As a way to help us find which functions could have their validation steps improved, we started developing the experimental CBFT package. This implements a simple fuzz testing approach which allows to call all functions of a package with any sort of inputs and see what failures are produced. This is still ongoing work and is being tracked in issue 439.
Performance improvements
With greater testing available, we could start making more invasive changes to the package functions with no fear of introducing new bugs or regressing the expected behaviour. In most cases, these changes produced only minor performance improvements, however three functions were worked on more intensely and lead to visible speed-ups.
Function read_BIN2R()
has always been a frustrating one to use, feeling
too slow for large files. We tackled this problem in issue 298,
where we obtained a 50% improvement when reading a 46M BINX file, which will
be even larger for larger BIN/BINX files. Along the way we fixed a number of
corner cases which should make the package more resilient when reading
malformed or anyway unusual files.
Another problematic area was in the vertical sliding algorithm of
analyse_IRSAR.RF()
. In issue 372 we noticed that in our C++
implementation a double vector lookup was done within an inner loop while
it could be done outside of that loop. This alone helped cut ~20s on a test
file we were using (from ~55s to ~32s).
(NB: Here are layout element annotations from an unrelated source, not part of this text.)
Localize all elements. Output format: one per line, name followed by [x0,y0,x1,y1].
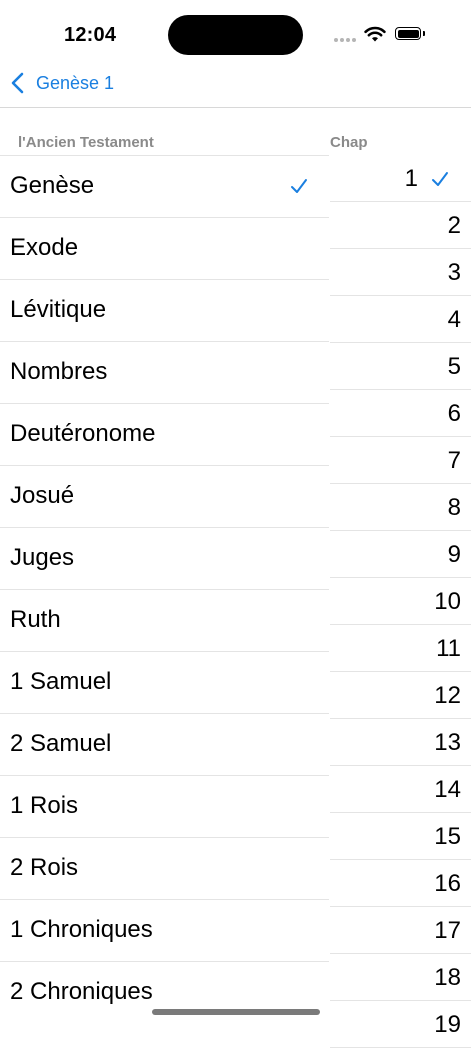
status-time: 12:04 [64,24,117,46]
chapter-number: 9 [447,541,461,568]
book-row[interactable]: Nombres [0,341,329,403]
chapter-row[interactable]: 5 [330,343,471,390]
chapter-number: 11 [436,635,461,662]
book-row[interactable]: Juges [0,527,329,589]
wifi-icon [364,26,386,42]
book-label: Josué [10,482,75,509]
book-row[interactable]: Josué [0,465,329,527]
chapter-row[interactable]: 12 [330,672,471,719]
battery-tip [423,31,425,36]
book-row[interactable]: Genèse [0,155,329,217]
book-row[interactable]: Exode [0,217,329,279]
chapter-number: 4 [447,306,461,333]
navigation-bar: Genèse 1 [0,60,471,108]
chapter-row[interactable]: 9 [330,531,471,578]
book-list: Genèse Exode Lévitique Nombres Deutéronome Jo… [0,155,329,1023]
chapter-row[interactable]: 16 [330,860,471,907]
book-label: 1 Samuel [10,668,112,695]
cellular-signal-icon [334,38,356,42]
book-row[interactable]: 1 Samuel [0,651,329,713]
book-label: Juges [10,544,75,571]
book-label: Deutéronome [10,420,156,447]
chevron-left-icon [11,72,24,94]
book-row[interactable]: 1 Chroniques [0,899,329,961]
chapter-row[interactable]: 1 [330,155,471,202]
chapter-number: 10 [434,588,461,615]
chapter-row[interactable]: 17 [330,907,471,954]
book-label: Nombres [10,358,108,385]
book-label: Genèse [10,172,95,199]
chapter-number: 14 [434,776,461,803]
chapter-number: 17 [434,917,461,944]
chapter-number: 6 [447,400,461,427]
chapters-section-header: Chap [330,134,368,151]
book-row[interactable]: Lévitique [0,279,329,341]
chapter-row[interactable]: 2 [330,202,471,249]
chapter-row[interactable]: 15 [330,813,471,860]
book-row[interactable]: 2 Samuel [0,713,329,775]
chapter-number: 5 [447,353,461,380]
back-button[interactable]: Genèse 1 [10,72,114,94]
chapter-number: 12 [434,682,461,709]
back-button-label: Genèse 1 [36,72,115,93]
chapter-number: 7 [447,447,461,474]
chapter-row[interactable]: 11 [330,625,471,672]
chapter-row[interactable]: 6 [330,390,471,437]
checkmark-icon [430,169,450,189]
chapter-list: 1 2 3 4 5 6 7 8 9 10 11 12 13 14 15 16 17 18 19 [330,155,471,1048]
dynamic-island [168,15,303,55]
chapter-number: 15 [434,823,461,850]
chapter-row[interactable]: 18 [330,954,471,1001]
books-section-header: l'Ancien Testament [18,134,154,151]
battery-icon [395,27,421,40]
chapter-number: 2 [447,212,461,239]
status-bar: 12:04 [0,0,471,60]
book-label: 1 Rois [10,792,79,819]
checkmark-icon [289,176,309,196]
book-label: 2 Rois [10,854,79,881]
book-label: 2 Samuel [10,730,112,757]
chapter-number: 16 [434,870,461,897]
chapter-row[interactable]: 19 [330,1001,471,1048]
book-label: Ruth [10,606,61,633]
chapter-row[interactable]: 4 [330,296,471,343]
book-label: Lévitique [10,296,107,323]
chapter-number: 3 [447,259,461,286]
book-row[interactable]: 2 Rois [0,837,329,899]
book-row[interactable]: Deutéronome [0,403,329,465]
book-label: 1 Chroniques [10,916,153,943]
chapter-number: 8 [447,494,461,521]
chapter-number: 18 [434,964,461,991]
chapter-row[interactable]: 3 [330,249,471,296]
chapter-row[interactable]: 14 [330,766,471,813]
chapter-number: 1 [404,165,418,192]
home-indicator[interactable] [152,1009,320,1015]
book-label: 2 Chroniques [10,978,153,1005]
chapter-row[interactable]: 13 [330,719,471,766]
chapter-number: 19 [434,1011,461,1038]
chapter-number: 13 [434,729,461,756]
book-row[interactable]: Ruth [0,589,329,651]
book-label: Exode [10,234,79,261]
chapter-row[interactable]: 8 [330,484,471,531]
book-row[interactable]: 1 Rois [0,775,329,837]
chapter-row[interactable]: 10 [330,578,471,625]
chapter-row[interactable]: 7 [330,437,471,484]
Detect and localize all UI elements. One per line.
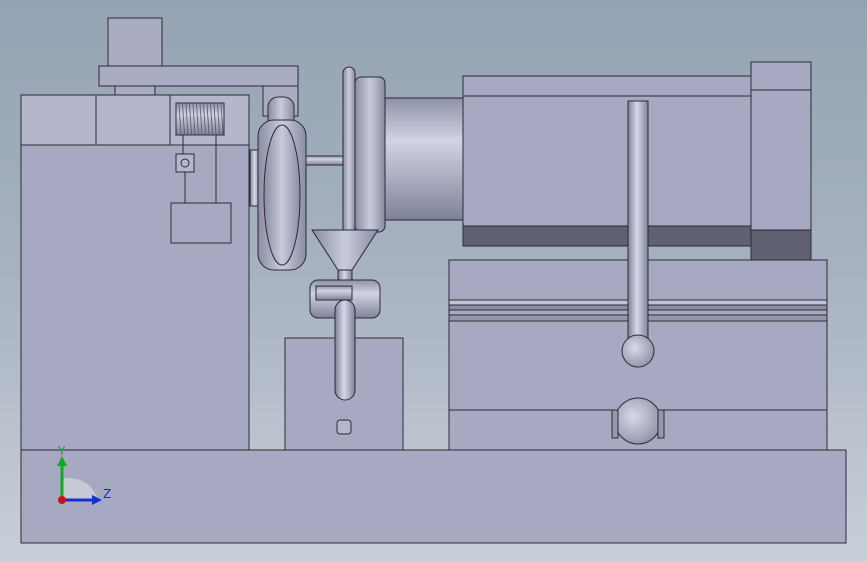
head-housing [462,75,754,247]
axis-z-label: Z [103,487,111,501]
flange-disc [342,66,356,243]
machine-drawing: Y Z [20,17,847,544]
vertical-lever [627,100,649,342]
top-bracket [98,65,299,87]
main-drum [384,97,466,221]
cad-viewport[interactable]: Y Z [0,0,867,562]
lower-knob [614,397,662,445]
lever-knob [621,334,655,368]
head-shadow [462,225,754,247]
base-plate [20,449,847,544]
axis-y-label: Y [57,444,66,458]
spring-coil [175,102,225,136]
counterweight [170,202,232,244]
left-frame [20,144,250,451]
small-bracket [175,153,195,173]
funnel [311,229,379,271]
feed-tube [334,299,356,401]
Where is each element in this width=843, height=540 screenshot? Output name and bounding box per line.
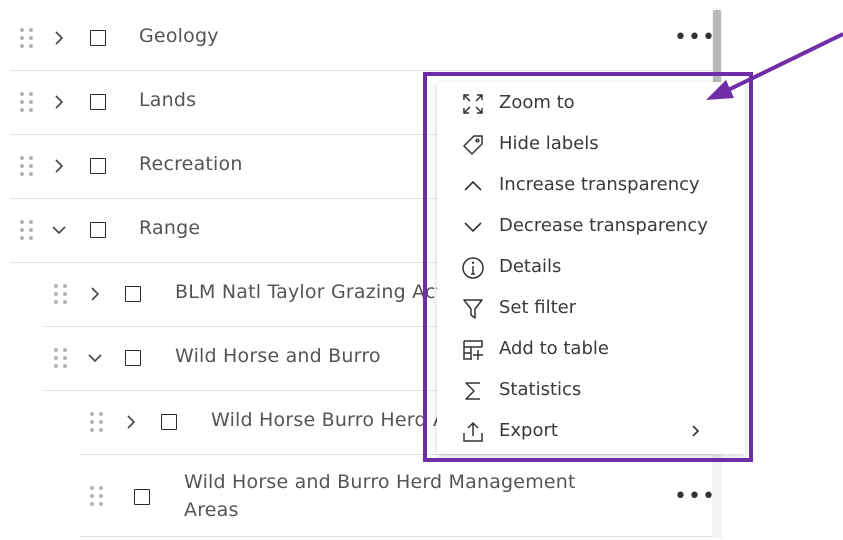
layer-label: Geology (139, 25, 219, 47)
chevron-right-icon[interactable] (86, 285, 104, 303)
drag-handle-icon[interactable] (90, 486, 103, 506)
layer-label: Recreation (139, 153, 243, 175)
layer-options-button[interactable]: ••• (674, 486, 716, 508)
visibility-checkbox[interactable] (90, 158, 106, 174)
chevron-right-icon[interactable] (122, 413, 140, 431)
visibility-checkbox[interactable] (90, 94, 106, 110)
layer-label: Lands (139, 89, 197, 111)
visibility-checkbox[interactable] (134, 489, 150, 505)
drag-handle-icon[interactable] (90, 412, 103, 432)
visibility-checkbox[interactable] (125, 350, 141, 366)
layer-options-button[interactable]: ••• (674, 27, 716, 49)
chevron-down-icon[interactable] (50, 221, 68, 239)
visibility-checkbox[interactable] (161, 414, 177, 430)
drag-handle-icon[interactable] (20, 92, 33, 112)
annotation-highlight-box (423, 72, 753, 462)
chevron-right-icon[interactable] (50, 157, 68, 175)
visibility-checkbox[interactable] (90, 222, 106, 238)
drag-handle-icon[interactable] (54, 284, 67, 304)
drag-handle-icon[interactable] (20, 156, 33, 176)
drag-handle-icon[interactable] (20, 220, 33, 240)
visibility-checkbox[interactable] (90, 30, 106, 46)
layer-label: BLM Natl Taylor Grazing Act (175, 281, 444, 303)
chevron-right-icon[interactable] (50, 29, 68, 47)
layer-label: Wild Horse and Burro (175, 345, 381, 367)
layer-label: Range (139, 217, 201, 239)
drag-handle-icon[interactable] (20, 28, 33, 48)
visibility-checkbox[interactable] (125, 286, 141, 302)
layer-row-geology[interactable]: Geology ••• (10, 6, 715, 71)
layer-label: Wild Horse and Burro Herd Management Are… (184, 471, 576, 521)
layer-row-herd-management-areas[interactable]: Wild Horse and Burro Herd Management Are… (80, 456, 715, 537)
drag-handle-icon[interactable] (54, 348, 67, 368)
chevron-down-icon[interactable] (86, 349, 104, 367)
chevron-right-icon[interactable] (50, 93, 68, 111)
Furthermore, after looking at the
code in detail, we realised that a step of the vertical sliding was performed
across 10 windows of growing size, the first of which was definitely too
small to be of any value. Therefore we fixed how such window sizes were
defined, let the number of windows to be user-controlled (via the new
num_slide_windows
option for the method_control
argument), and changed
the default from 10 to 3 windows. This brought down the execution time to
11s, that is 5 times faster that before, without any noticeable degradation
in the quality of the solution.
A last sizeable improvement occurred for function calc_Huntley2006()
in
issue 258. Also in this case there were computations that were
performed repeatedly in a loop (using mapply()
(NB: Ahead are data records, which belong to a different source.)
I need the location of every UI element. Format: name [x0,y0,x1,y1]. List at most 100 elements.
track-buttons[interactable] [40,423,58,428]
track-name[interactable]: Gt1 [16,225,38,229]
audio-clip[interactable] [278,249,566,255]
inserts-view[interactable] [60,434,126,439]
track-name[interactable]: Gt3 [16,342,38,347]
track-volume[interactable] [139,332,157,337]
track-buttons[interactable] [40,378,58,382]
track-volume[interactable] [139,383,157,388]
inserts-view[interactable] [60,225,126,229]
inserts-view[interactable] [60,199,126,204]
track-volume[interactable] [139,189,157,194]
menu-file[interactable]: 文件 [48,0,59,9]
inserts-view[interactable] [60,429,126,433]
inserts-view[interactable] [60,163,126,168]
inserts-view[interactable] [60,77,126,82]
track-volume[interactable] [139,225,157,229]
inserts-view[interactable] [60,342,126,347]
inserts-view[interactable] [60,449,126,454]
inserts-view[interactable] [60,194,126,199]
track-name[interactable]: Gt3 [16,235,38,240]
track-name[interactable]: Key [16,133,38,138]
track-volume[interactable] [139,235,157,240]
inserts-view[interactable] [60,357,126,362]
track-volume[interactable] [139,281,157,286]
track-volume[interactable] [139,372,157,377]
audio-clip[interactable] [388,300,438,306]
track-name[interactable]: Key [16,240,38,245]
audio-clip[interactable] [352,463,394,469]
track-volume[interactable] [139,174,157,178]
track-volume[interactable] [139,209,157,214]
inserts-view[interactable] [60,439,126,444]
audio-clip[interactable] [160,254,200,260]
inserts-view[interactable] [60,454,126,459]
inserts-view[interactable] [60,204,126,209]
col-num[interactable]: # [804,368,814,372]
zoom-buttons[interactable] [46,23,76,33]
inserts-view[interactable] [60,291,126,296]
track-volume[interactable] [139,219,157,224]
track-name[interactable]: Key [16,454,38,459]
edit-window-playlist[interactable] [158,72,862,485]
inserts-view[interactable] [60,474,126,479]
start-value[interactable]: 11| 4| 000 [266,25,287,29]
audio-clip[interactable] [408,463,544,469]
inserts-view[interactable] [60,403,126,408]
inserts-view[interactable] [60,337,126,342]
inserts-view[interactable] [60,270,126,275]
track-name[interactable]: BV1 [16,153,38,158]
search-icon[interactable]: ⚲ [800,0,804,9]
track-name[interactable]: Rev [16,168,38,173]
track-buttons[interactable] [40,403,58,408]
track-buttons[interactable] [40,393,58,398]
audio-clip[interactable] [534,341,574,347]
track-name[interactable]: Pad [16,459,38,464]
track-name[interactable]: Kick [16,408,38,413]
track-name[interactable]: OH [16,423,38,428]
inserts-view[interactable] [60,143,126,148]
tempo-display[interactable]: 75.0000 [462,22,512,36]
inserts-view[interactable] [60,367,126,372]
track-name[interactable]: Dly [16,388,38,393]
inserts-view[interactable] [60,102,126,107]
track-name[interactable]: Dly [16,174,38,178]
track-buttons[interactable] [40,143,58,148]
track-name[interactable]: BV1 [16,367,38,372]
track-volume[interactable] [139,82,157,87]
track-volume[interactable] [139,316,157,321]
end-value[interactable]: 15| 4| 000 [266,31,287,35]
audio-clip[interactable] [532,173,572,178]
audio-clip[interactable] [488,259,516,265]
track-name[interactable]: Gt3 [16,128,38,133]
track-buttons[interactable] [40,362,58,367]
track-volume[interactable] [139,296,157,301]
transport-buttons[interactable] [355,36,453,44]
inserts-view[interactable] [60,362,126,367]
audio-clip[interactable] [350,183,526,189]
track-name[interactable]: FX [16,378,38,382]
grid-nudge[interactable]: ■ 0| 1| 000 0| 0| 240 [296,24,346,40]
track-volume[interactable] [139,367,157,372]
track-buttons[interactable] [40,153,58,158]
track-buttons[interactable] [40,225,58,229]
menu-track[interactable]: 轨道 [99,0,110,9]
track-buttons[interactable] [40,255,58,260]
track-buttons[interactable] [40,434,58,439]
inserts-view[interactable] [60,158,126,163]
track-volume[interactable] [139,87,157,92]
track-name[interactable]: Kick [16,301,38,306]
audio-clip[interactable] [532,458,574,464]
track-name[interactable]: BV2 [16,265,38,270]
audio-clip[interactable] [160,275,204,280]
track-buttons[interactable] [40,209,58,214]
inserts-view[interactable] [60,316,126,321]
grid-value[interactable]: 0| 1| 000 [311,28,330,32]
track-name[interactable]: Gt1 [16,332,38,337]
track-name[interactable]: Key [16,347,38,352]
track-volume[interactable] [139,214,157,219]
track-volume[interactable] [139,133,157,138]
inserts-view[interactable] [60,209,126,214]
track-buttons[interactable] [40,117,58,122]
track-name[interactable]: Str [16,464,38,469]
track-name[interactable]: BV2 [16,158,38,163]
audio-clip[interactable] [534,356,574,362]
this time), while they could
be performed just once as they were independent of the loop variables. We
also noticed that the number of points tested for rho'
was strangely
dependent on the number of Monte Carlo iterations required: this didn’t make
much sense, so we changed the default to 1000 equally-spaced points in the
interval [0, 3] (and added option rprime
to let the user override it if
required). Overall we got a 4x speed-up when running a test file for 50,000
MC iterations (from ~230s to ~62s).
The road ahead
Having accomplished the first milestone for the REPLAY project, now the focus will move on to other areas, mainly on the design and development of an interactive graphical interface to facilitate the use of the Luminescence package. While work on maintenance and improvement of the package will continue, we expect to have far fewer changes (in particular breaking changes) than before.
As always, bug reports are very welcome, in particular if you spot regression or performance problems. And if you’d like to contribute new functionalities or bug fixes, check out our guidelines for contributors.